The first surprise was that “Transition” is eight minutes and 19 seconds long: an unusually epic scale for a songwriter associated throughout his hit-making career, from “Mother-in-Law” to “Lady Marmalade”, with three-minute miracles. It’s a multi-part song, quite heavily arranged and orchestrated, beginning with Toussaint’s solo piano (which shadows Johnson’s voice throughout) but evolving to include elaborate scoring for horns, strings and a backing choir as well as a full rhythm section (including that infallible trademark of quality, the electric sitar). With all its tempo and dynamic changes, it reminds me of a Broadway musical — in a good way, I hasten to add. It’s a song of self-discovery and redemption with the occasional touch of great soul-music lyric-writing: “Can we take the bad times / Just like the glad times / Can we take the bitter with the sweet / In the house on the street of love.” It finishes with an intriguingly enigmatic climax, Johnson in full bebop scat-flow while a trumpeter and the electric sitarist develop a free-jazz jam, leading to a strings-only fade pitched somewhere between Gyorgy Ligeti and “I Am the Walrus”.

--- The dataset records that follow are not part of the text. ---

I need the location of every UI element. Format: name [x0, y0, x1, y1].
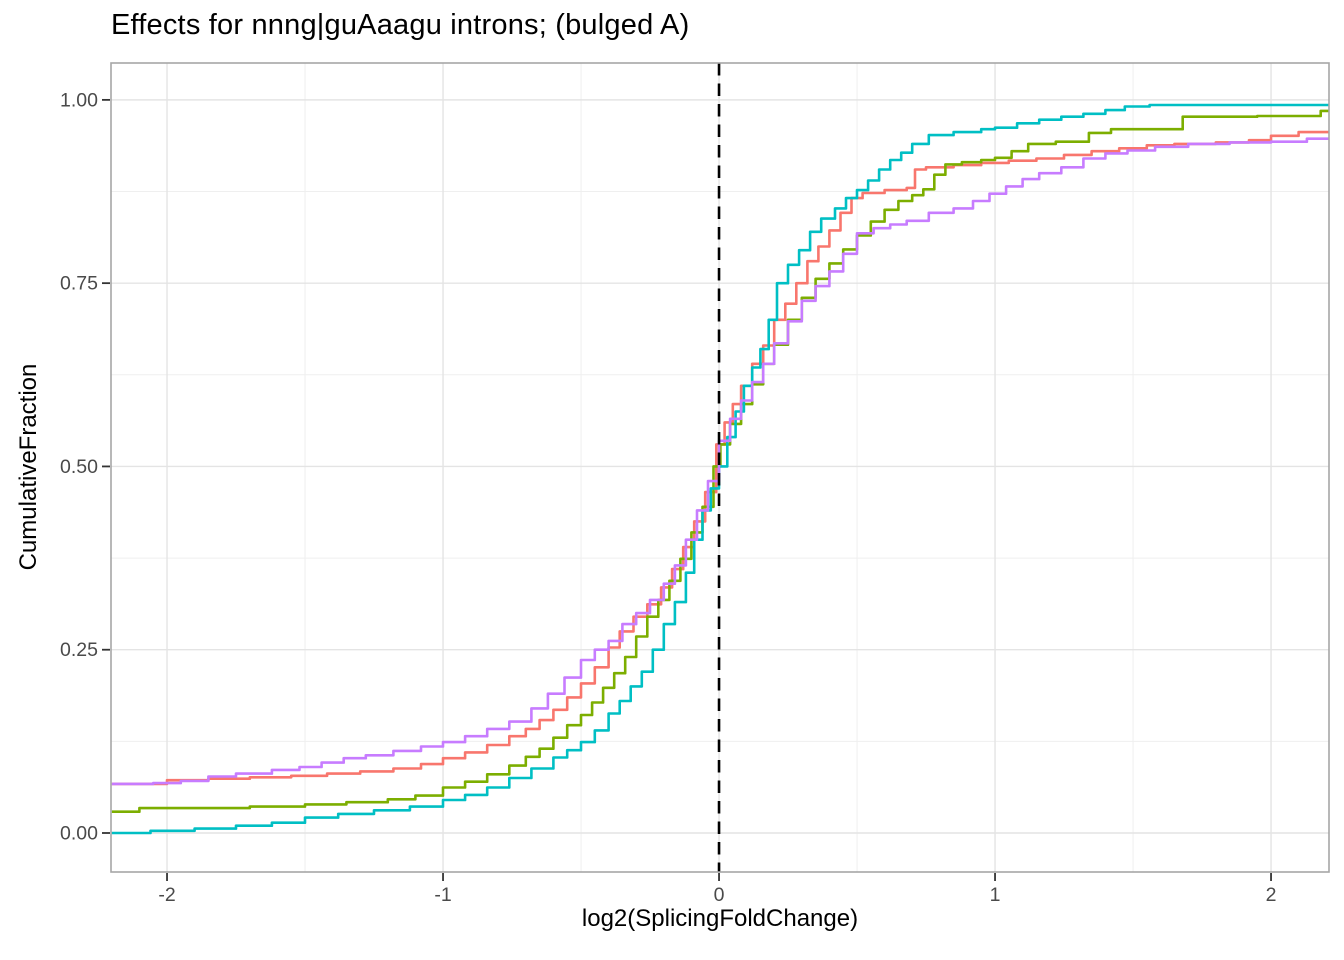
x-tick-label: -2	[158, 884, 175, 906]
x-tick-label: -1	[434, 884, 451, 906]
y-tick-label: 0.25	[60, 639, 98, 661]
x-axis-title: log2(SplicingFoldChange)	[581, 905, 859, 932]
panel-border	[110, 62, 1330, 873]
y-tick-label: 1.00	[60, 89, 98, 111]
x-tick-label: 2	[1266, 884, 1277, 906]
ecdf-line-green	[111, 109, 1329, 813]
x-tick-label: 0	[714, 884, 725, 906]
y-tick-label: 0.00	[60, 822, 98, 844]
y-tick-label: 0.50	[60, 456, 98, 478]
y-tick-label: 0.75	[60, 273, 98, 295]
ecdf-line-purple	[111, 137, 1329, 786]
x-tick-label: 1	[990, 884, 1001, 906]
y-axis-title: CumulativeFraction	[15, 363, 42, 571]
ecdf-line-teal	[111, 103, 1329, 835]
ecdf-line-salmon	[111, 130, 1329, 786]
chart-title: Effects for nnng|guAaagu introns; (bulge…	[111, 9, 690, 41]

The other nine tracks are less ambitious but equally congenial, driven along by Toussaint’s expert house rhythm section (the Meters, basically) and horns. At the other end of the extreme from “Transition” is a tight little song called “Crazy About You” written by the Meters’ guitarist, Leo Nocentelli, a bit of classic ’70s pre-disco soul with fantastic bass-playing (take a bow, George Porter) and a horn-driven breakdown that I’d describe as beautifully reminiscent of Eddie Kendricks’s “Girl You Need a Change of Mind” were it not for the fact that Kendricks’s dancefloor classic lay a couple of years into the future. Toussaint’s “Who Am I?” is another beauty, sung against a fine New Orleans groove, as is “The Beat”, a laconically funky piece on which the writer/pianist/arranger/co-producer can also be heard double-tracking the backing vocals. The best of the lot might be a tortured southern-style ballad called “Nearer”, which would have been worth a place on one of the late Dave Godin’s Deep Soul anthologies.

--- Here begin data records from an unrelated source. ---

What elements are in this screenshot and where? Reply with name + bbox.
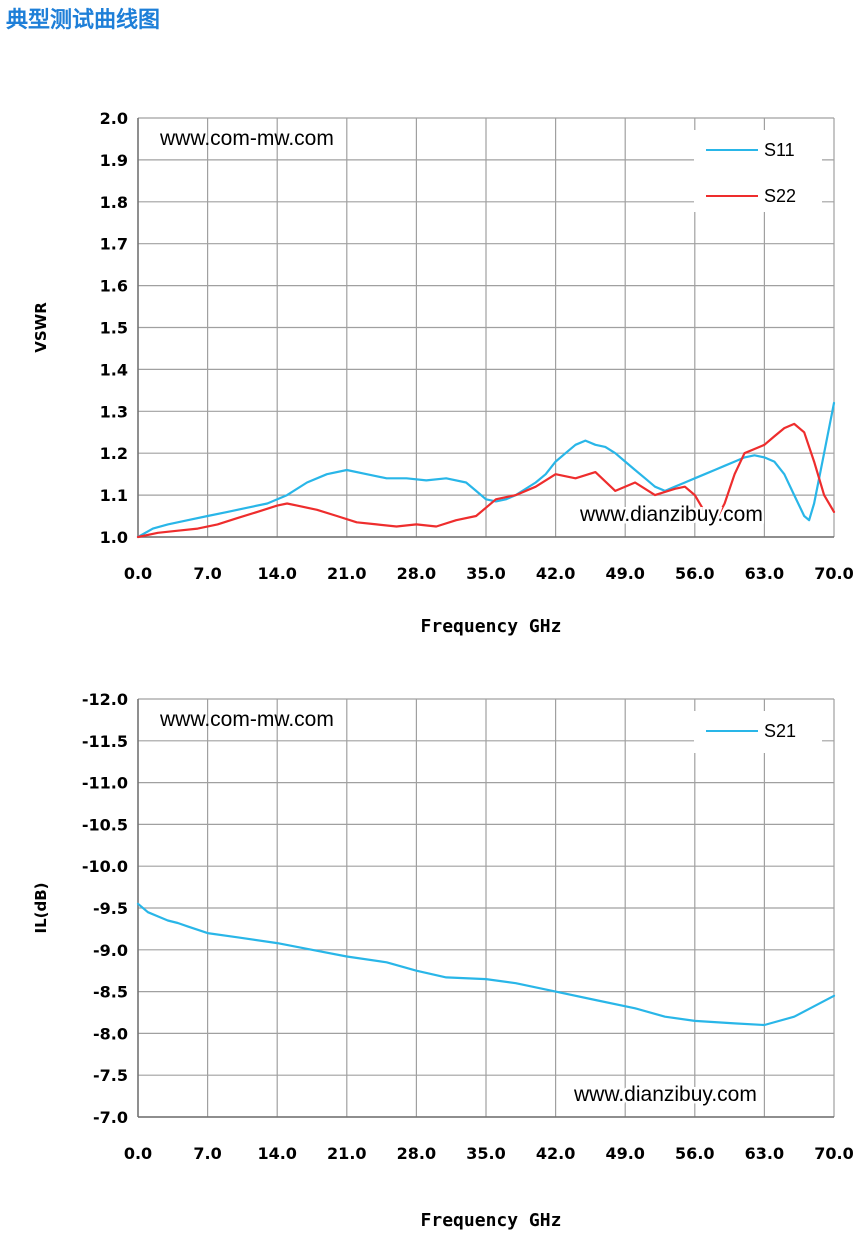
y-tick-label: -8.0	[93, 1024, 128, 1043]
x-tick-label: 35.0	[466, 564, 505, 583]
y-tick-label: 1.0	[100, 528, 128, 547]
x-tick-label: 21.0	[327, 1144, 366, 1163]
x-tick-label: 63.0	[745, 564, 784, 583]
x-tick-label: 70.0	[814, 564, 853, 583]
y-tick-label: -8.5	[93, 983, 128, 1002]
x-tick-label: 0.0	[124, 564, 152, 583]
y-tick-label: -10.0	[82, 857, 128, 876]
y-tick-label: 1.8	[100, 193, 128, 212]
x-tick-label: 28.0	[397, 1144, 436, 1163]
series-line-s11	[136, 401, 836, 539]
x-tick-label: 14.0	[257, 1144, 296, 1163]
y-tick-label: -11.5	[82, 732, 128, 751]
x-tick-label: 7.0	[193, 564, 221, 583]
legend-label-s11: S11	[764, 140, 795, 160]
vswr-chart: 0.0 7.0 14.0 21.0 28.0 35.0 42.0 49.0 56.0 63.0 70…	[32, 109, 854, 637]
y-tick-label: 1.6	[100, 277, 128, 296]
watermark-bottom: www.dianzibuy.com	[579, 503, 763, 526]
y-tick-label: -7.0	[93, 1108, 128, 1127]
x-tick-label: 56.0	[675, 564, 714, 583]
y-tick-label: 1.3	[100, 402, 128, 421]
y-tick-label: 2.0	[100, 109, 128, 128]
series-line-s21	[136, 902, 836, 1027]
x-axis-title: Frequency GHz	[421, 616, 562, 637]
series-line-s22	[136, 422, 836, 539]
page-title: 典型测试曲线图	[6, 8, 161, 33]
x-tick-label: 42.0	[536, 564, 575, 583]
watermark-top: www.com-mw.com	[159, 708, 334, 731]
x-tick-label: 63.0	[745, 1144, 784, 1163]
x-tick-label: 0.0	[124, 1144, 152, 1163]
x-tick-label: 42.0	[536, 1144, 575, 1163]
y-tick-label: -12.0	[82, 690, 128, 709]
y-tick-label: 1.1	[100, 486, 128, 505]
x-tick-label: 70.0	[814, 1144, 853, 1163]
y-tick-label: -9.0	[93, 941, 128, 960]
x-tick-label: 35.0	[466, 1144, 505, 1163]
y-tick-label: -11.0	[82, 774, 128, 793]
y-tick-label: 1.9	[100, 151, 128, 170]
legend-label-s22: S22	[764, 186, 796, 206]
y-axis-title: VSWR	[32, 302, 50, 353]
y-tick-label: -10.5	[82, 815, 128, 834]
x-tick-label: 14.0	[257, 564, 296, 583]
y-tick-label: -7.5	[93, 1066, 128, 1085]
x-tick-label: 49.0	[605, 1144, 644, 1163]
y-tick-label: 1.5	[100, 319, 128, 338]
y-tick-label: 1.7	[100, 235, 128, 254]
legend-label-s21: S21	[764, 721, 796, 741]
watermark-top: www.com-mw.com	[159, 127, 334, 150]
x-tick-label: 49.0	[605, 564, 644, 583]
y-axis-title: IL(dB)	[32, 882, 50, 933]
x-axis-title: Frequency GHz	[421, 1210, 562, 1231]
x-tick-label: 28.0	[397, 564, 436, 583]
y-tick-label: 1.4	[100, 360, 128, 379]
y-tick-label: 1.2	[100, 444, 128, 463]
watermark-bottom: www.dianzibuy.com	[573, 1083, 757, 1106]
x-tick-label: 56.0	[675, 1144, 714, 1163]
x-tick-label: 21.0	[327, 564, 366, 583]
legend-box	[694, 130, 822, 212]
y-tick-label: -9.5	[93, 899, 128, 918]
x-tick-label: 7.0	[193, 1144, 221, 1163]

Toussaint and the Meters, Bacharach and David, Wexler and Mardin: no one can say that Johnson wasn’t given the platform for a successful career. It just didn’t happen. Apparently he’s spent the last few decades living in Los Angeles, not far from the airport, occasionally playing piano in clubs but refusing all invitations to perform for his fans in Europe (the hip-swivelling “Unsatisfied”, a 1965 Big Top recording, is a Northern Soul favourite).

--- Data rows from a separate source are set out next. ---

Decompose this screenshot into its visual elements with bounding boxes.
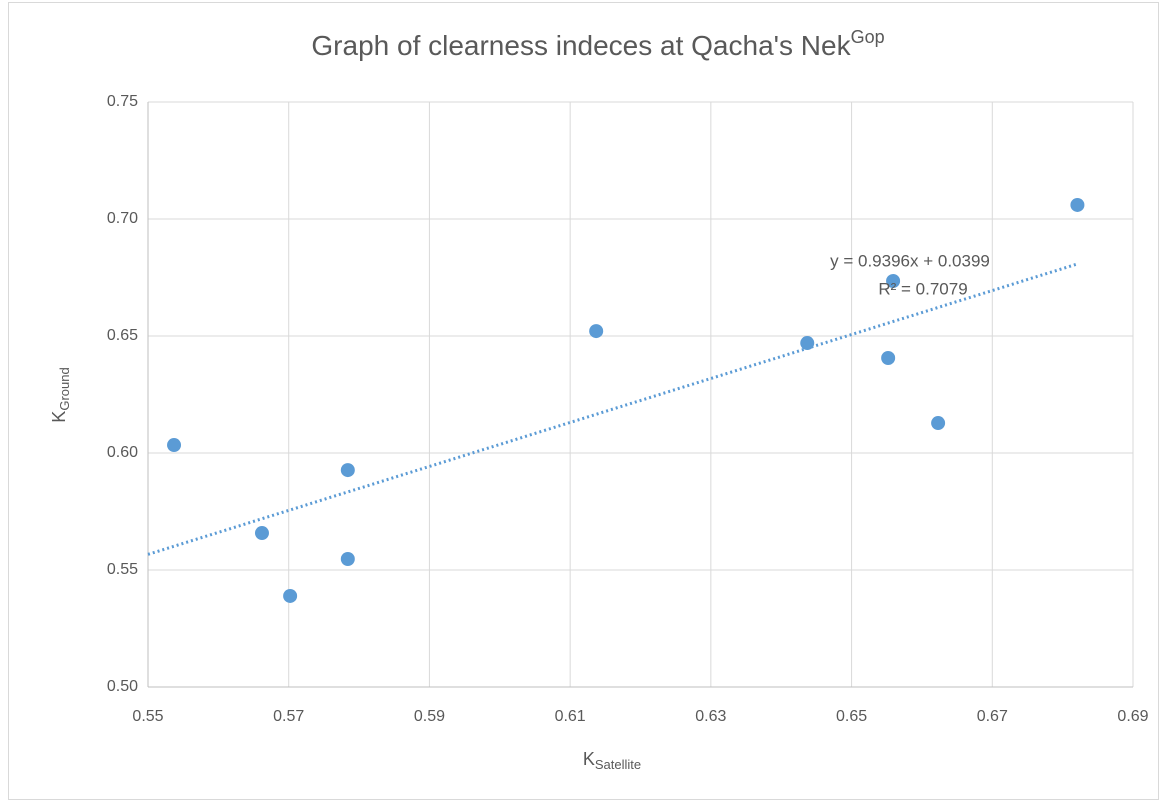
x-label-text: K (583, 749, 595, 769)
y-tick-label: 0.55 (107, 561, 138, 578)
x-tick-label: 0.59 (414, 708, 445, 725)
x-tick-label: 0.69 (1117, 708, 1148, 725)
point (931, 416, 946, 431)
x-tick-label: 0.65 (836, 708, 867, 725)
x-tick-label: 0.67 (977, 708, 1008, 725)
x-tick-label: 0.61 (555, 708, 586, 725)
chart-border (8, 2, 1159, 800)
chart-title: Graph of clearness indeces at Qacha's Ne… (311, 27, 884, 62)
x-axis-label: KSatellite (583, 749, 641, 773)
y-tick-label: 0.65 (107, 327, 138, 344)
x-tick-label: 0.57 (273, 708, 304, 725)
x-tick-label: 0.63 (695, 708, 726, 725)
trendline-equation: y = 0.9396x + 0.0399 (830, 251, 990, 270)
x-label-subscript: Satellite (595, 757, 641, 772)
title-text: Graph of clearness indeces at Qacha's Ne… (311, 30, 851, 61)
point (283, 588, 298, 603)
y-tick-label: 0.50 (107, 678, 138, 695)
point (886, 274, 901, 289)
y-tick-label: 0.60 (107, 444, 138, 461)
point (1070, 197, 1085, 212)
y-label-text: K (49, 411, 69, 423)
y-tick-label: 0.70 (107, 210, 138, 227)
point (254, 526, 269, 541)
title-superscript: Gop (851, 27, 885, 47)
point (167, 438, 182, 453)
trendline-r2: R² = 0.7079 (878, 279, 967, 298)
y-tick-label: 0.75 (107, 93, 138, 110)
point (881, 350, 896, 365)
point (340, 552, 355, 567)
point (800, 336, 815, 351)
trendline (147, 262, 1078, 556)
y-label-subscript: Ground (57, 367, 72, 410)
point (340, 463, 355, 478)
x-tick-label: 0.55 (132, 708, 163, 725)
y-axis-label: KGround (49, 367, 73, 422)
point (589, 324, 604, 339)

A peculiarity of With You in Mind is that no one seems to have tuned the piano, which sounds a fraction out. In fact that may be a fault of the vinyl pressing, both of the one I acquired on eBay and of those that people have used to upload on to YouTube. It certainly seems unlikely that Toussaint, such a meticulous man, would have put up with a slightly desafinado instrument on one of his own productions. In my view, however, it only adds to the character of the recording. If I ever have the good fortune to meet him again, I’ll ask him about it.

It’s not at all hard to imagine Toussaint and Johnson getting on well together. The former is a gentleman, and the latter sings like one. It would be great if someone could sort out the legal problems and make their fine and overlooked collaboration available once again.